確かに、そういう確信犯的な発想ならば今回の動画も「成功」だ。すぐに削除に追い込まれてしまったが、バズることにはバズった。ニュースとしてだが、メディアに取り上げられた数もハンパではない。地味で当たり障りのない郵便局のほのぼのドラマ動画に比べたら、はるかに費用対効果は高かったと言える。
そして、もうひとつの可能性が「内部のゴタゴタで危機管理意識が乏しくなっていた」ということだ。実は今回、動画を制作した日本郵政からすれば、PRすべき「郵便局ネットワーク」はぶっちゃけかなりの「お荷物」だ。
日本郵政グループで郵便事業を担う日本郵便の営業損益は、2022年度に民営化して以降、初めて赤字に転落した。翌年度の2023年度は、赤字は896億円に拡大。2024年4〜9月の中間決算でも営業損益は、947億円にまで膨れあがっている。
つまり、赤字をタレ流す「郵便局ネットワーク」というのは、ゆうちょ銀行とかんぽ生命の好調さでどうにか支えてもらっている、というグループ内でも非常に肩身の狭い状態なのだ。

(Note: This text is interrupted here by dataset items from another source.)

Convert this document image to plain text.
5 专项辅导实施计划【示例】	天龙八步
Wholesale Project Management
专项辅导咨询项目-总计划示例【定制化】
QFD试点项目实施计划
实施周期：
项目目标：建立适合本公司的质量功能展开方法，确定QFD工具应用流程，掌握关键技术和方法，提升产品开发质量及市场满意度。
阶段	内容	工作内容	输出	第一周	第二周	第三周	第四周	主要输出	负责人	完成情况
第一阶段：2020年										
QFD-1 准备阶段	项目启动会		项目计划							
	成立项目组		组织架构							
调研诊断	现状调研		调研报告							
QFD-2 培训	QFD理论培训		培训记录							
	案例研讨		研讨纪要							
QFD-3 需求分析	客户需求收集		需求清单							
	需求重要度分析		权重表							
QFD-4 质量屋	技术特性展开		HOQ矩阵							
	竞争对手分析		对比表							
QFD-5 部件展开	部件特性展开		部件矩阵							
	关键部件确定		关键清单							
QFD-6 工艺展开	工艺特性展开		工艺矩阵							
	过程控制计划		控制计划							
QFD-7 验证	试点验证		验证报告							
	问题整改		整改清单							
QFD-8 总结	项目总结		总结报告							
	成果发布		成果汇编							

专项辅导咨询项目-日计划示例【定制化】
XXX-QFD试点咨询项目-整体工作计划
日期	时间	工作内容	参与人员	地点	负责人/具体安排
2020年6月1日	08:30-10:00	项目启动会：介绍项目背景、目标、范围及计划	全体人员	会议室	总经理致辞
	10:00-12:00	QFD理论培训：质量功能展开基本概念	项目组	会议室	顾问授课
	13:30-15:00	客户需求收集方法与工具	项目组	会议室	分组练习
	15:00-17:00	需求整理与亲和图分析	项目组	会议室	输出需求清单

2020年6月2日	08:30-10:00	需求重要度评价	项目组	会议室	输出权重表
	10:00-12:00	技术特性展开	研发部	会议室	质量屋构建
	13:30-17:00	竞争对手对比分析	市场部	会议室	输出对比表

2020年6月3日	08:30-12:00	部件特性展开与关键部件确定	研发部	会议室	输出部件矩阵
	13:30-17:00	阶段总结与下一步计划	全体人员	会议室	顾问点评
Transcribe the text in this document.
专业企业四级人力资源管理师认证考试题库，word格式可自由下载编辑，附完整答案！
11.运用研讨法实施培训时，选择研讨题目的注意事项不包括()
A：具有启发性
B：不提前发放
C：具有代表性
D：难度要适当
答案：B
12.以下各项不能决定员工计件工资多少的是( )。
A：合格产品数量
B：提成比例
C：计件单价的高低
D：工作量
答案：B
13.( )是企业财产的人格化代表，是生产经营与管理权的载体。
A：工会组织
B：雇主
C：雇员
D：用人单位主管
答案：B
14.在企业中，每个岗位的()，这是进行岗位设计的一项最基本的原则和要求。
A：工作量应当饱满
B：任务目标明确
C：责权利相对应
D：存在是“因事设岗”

だから、グループを仕切る日本郵政としては「郵便局ネットワーク」のテコ入れに乗り出さざるを得ない。そのひとつが、人気映像集団とコラボした「バズりドラマ」の制作だった。
ただ、ここで危機管理的に大きな「問題」が生じる。
日本郵便側は「お荷物」なのでグループ内でそれほど発言権はない。PRの戦略や動画制作に関しても日本郵政の意向がより強く反映されるようになったと考えられる。
一方、日本郵政としては、とにかく郵便局ネットワークを盛り上げることがミッションでそこに全力でフォーカスしているので、もともと日本郵便が抱えているリスクへの配慮など、細かなところまでのカバーができない。